Ever wanted to hoon around the world's major cities without getting a ticket? Thanks to a new driving simulator and Google Maps, you can do exactly that.
As anyone who lives in a big city could tell you, driving is a pain. There's always tons of other pesky cars on the roads, not to mention traffic lights and men in nice shiny white vehicles with flashing lights on top just waiting to pounce on any an all traffic infringements, all in the name of revenue raising... erm.. that is, traffic safety.
It's fair to say that Geoquake's 2D Driving Simulator doesn't have traffic safety in mind, though. It's an ingenious flash-based overlay onto Google Maps publicly available map data that lets you "drive" a variety of vehicles, from sedans all the way up to articulated trucks across the 2D Google Maps landscape of your choice.
"Drive" is a selective word, here, as although you do have an onscreen steering wheel, there's no physics involved beyond a touch of momentum, and, indeed, no collision detection. With pedestrian safety in mind, though, your reversing speed is limited, and turn indicators are available. They're of absolutely no use, mind you -- but they are available.

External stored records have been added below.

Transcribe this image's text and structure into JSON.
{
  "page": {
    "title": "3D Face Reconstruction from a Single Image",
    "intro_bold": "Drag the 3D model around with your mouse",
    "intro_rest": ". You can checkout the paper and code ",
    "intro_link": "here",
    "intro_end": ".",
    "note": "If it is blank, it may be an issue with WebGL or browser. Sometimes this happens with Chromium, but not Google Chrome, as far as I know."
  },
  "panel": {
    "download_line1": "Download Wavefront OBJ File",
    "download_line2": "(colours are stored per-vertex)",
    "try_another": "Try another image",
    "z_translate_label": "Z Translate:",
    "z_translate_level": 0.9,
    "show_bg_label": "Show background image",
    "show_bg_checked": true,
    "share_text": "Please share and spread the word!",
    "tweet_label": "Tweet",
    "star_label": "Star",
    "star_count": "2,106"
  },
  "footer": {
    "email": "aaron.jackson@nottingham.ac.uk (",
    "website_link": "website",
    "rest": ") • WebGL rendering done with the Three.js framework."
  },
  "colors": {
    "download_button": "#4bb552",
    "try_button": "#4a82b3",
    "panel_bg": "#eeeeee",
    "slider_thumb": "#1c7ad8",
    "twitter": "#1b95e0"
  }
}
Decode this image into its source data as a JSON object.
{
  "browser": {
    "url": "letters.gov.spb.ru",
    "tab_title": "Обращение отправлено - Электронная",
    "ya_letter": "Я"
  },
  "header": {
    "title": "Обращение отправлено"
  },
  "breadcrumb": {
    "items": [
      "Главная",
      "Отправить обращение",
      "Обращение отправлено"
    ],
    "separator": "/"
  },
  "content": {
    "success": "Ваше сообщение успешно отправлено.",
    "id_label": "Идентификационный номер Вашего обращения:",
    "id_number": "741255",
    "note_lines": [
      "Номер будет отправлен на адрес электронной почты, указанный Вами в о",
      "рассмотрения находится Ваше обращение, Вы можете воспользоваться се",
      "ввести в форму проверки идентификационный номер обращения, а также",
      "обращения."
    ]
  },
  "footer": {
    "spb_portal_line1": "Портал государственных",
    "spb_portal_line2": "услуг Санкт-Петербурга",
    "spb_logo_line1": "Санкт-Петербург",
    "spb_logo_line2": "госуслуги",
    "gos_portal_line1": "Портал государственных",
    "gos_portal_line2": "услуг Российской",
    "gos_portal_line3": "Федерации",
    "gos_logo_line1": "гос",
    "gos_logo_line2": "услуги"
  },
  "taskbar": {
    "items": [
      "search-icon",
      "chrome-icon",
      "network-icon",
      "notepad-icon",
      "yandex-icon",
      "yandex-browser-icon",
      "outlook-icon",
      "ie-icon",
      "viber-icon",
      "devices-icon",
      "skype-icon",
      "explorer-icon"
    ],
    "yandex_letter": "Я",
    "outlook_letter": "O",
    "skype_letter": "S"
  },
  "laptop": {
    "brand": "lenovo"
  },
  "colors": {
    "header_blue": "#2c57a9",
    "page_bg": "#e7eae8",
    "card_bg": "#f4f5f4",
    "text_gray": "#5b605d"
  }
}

So if you've ever felt like ram-raiding the houses of parliament without denting your ride, this is the tool for you. Equally, if you've ever wondered how hard it is to control a semi-trailer hurtling through Sydney's streets at 130kph, wonder no more. On the plus side, this is about as close as anyone's ever going to get to being able to park outside APC's plush Sydney offices.
2D Driving Simulator plays in Flash inside any compatible browser, and can be accessed by clicking here
iPhone 3G owners can, of course, play this kind of driving simulator for real, simply by going to the Maps application and switching on the hybrid maps view. We feel compelled to point out, however, that physics, momentum and, indeed, the traffic police do operate in the real world, so it would be wise to keep your eyes on the road.
Additionally, APC's testing in this area suggests that unless you're inside a strong 3G coverage area, driving more than 60kph will result in Google Maps failing to keep up with you. Driving more than 60kph inside a 3G coverage area -- typically the major city CBDs unless you're paying Telstra's exorbitant rates -- is an even neater trick that nobody at APCMag.com has never mastered, and we doubt anyone ever will.